Je signale d'ailleurs que l'industrie elle-même a soulevé le problème dans un récent rapport. Ce sont les entreprises minières qui l'ont commandé. On y lit que le Canada, parmi d'autres pays comme l'Australie, l'Inde, le Royaume-Uni, l'Afrique du Sud, les États-Unis et l'Indonésie, est le pays qui enregistre le plus de plaintes contre l'industrie. Nous sommes de loin les premiers pour le nombre de plaintes déposées.

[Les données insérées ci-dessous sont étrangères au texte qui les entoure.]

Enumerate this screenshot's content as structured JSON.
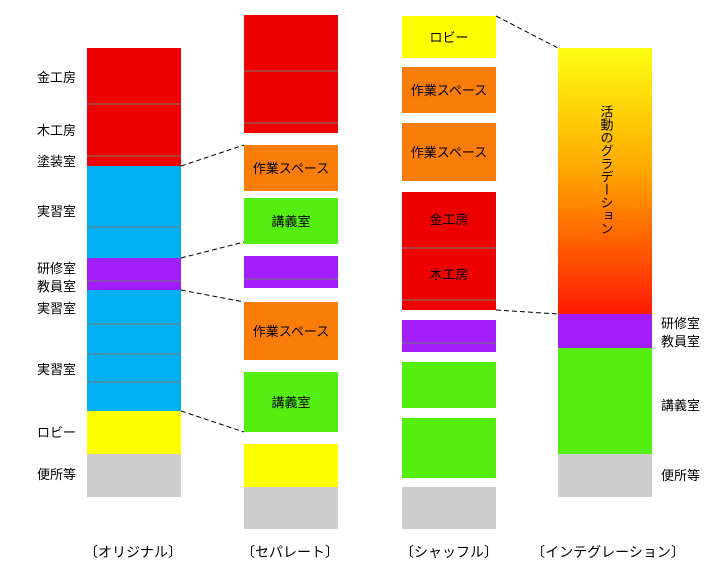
{
  "labels": {
    "kinkobo": "金工房",
    "mokkobo": "木工房",
    "tosoushitsu": "塗装室",
    "jisshushitsu": "実習室",
    "kenshushitsu": "研修室",
    "kyoinshitsu": "教員室",
    "lobby": "ロビー",
    "toilet": "便所等",
    "sagyo_space": "作業スペース",
    "kogishitsu": "講義室",
    "gradation": "活動のグラデーション"
  },
  "captions": {
    "original": "〔オリジナル〕",
    "separate": "〔セパレート〕",
    "shuffle": "〔シャッフル〕",
    "integration": "〔インテグレーション〕"
  },
  "colors": {
    "red": "#ee0000",
    "blue": "#00b0f0",
    "purple": "#a21dfa",
    "yellow": "#ffff00",
    "gray": "#cdcdcd",
    "orange": "#fa7d0a",
    "green": "#55ee11",
    "divider": "#777777"
  }
}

Cela montre que l'industrie elle-même, qui a commandé ce rapport et recueilli les informations, est bien consciente de l'importance de la responsabilité sociale des entreprises. Le rapport décrit le genre d'infractions que commettent les entreprises canadiennes. Il souligne que des mesures s'imposent.

Les entreprises minières disent qu'elles voudraient bien que le gouvernement mette en place un ombudsman indépendant doté de plus vastes pouvoirs d'enquête et de recours.

Ce qui est important dans ce rapport, c'est ce qu'on y lit sur la notion de responsabilité sociale des entreprises. On y dit très clairement que les entreprises de prospection et d'exploitation minières du Canada prospèrent alors qu'elles sont soumises à des normes de réglementation et de responsabilité sociale des entreprises plus rigoureuses que leurs cousines dans le monde en développement. Le entreprises minières au Canada prospèrent alors qu'elles sont pourtant confrontées à un contexte culturel défavorable lorsqu'elles fonctionnent auprès de communautés autochtones souvent marginalisées.

Nos entreprises peuvent le faire, elles ont en sont capables. À nous de les aider en uniformisant les règles du jeu. C'est exactement ce que ferait le projet de loi C-300.

Ceux qui prétendent qu'il entraverait l'investissement n'ont manifestement pas lu le projet de loi ni examiné les amendements. Exportation et développement Canada appuie les industries canadiennes à l'étranger. Elle est très active à l'étranger et il est faux de dire qu'elle ne pourrait pas faire son travail si le projet de loi C-300 était adopté. Dans le passé, elle s'est occupée des principes volontaires et des principes de l'Équateur. C'est elle qui dit qu'elle s'en occupe.

Il faut dire à EDC que non seulement cela doit faire partie de son portefeuille, mais que le Parlement et le gouvernement doivent s'assurer qu'elle régit les entreprises. Pourquoi? Parce que EDC est une société d'État. Ce n'est pas à quelqu'un d'autre de la régir, c'est à nous ici.

Si les entreprises canadiennes ne sont pas capables de respecter les principes que les autres entreprises canadiennes respectent et si, au terme de l'examen rigoureux dont j'ai parlé on constate qu'elles sont en infraction, EDC ne pourra plus leur apporter son appui. Aucune entreprise n'a un droit absolu à l'argent d'EDC. Elles doivent en faire la demande et être tenues pour cela de respecter des normes. C'est exactement ce que ferait le projet de loi C-300.

Voilà pourquoi nous appuierons le projet de loi modifié demain soir.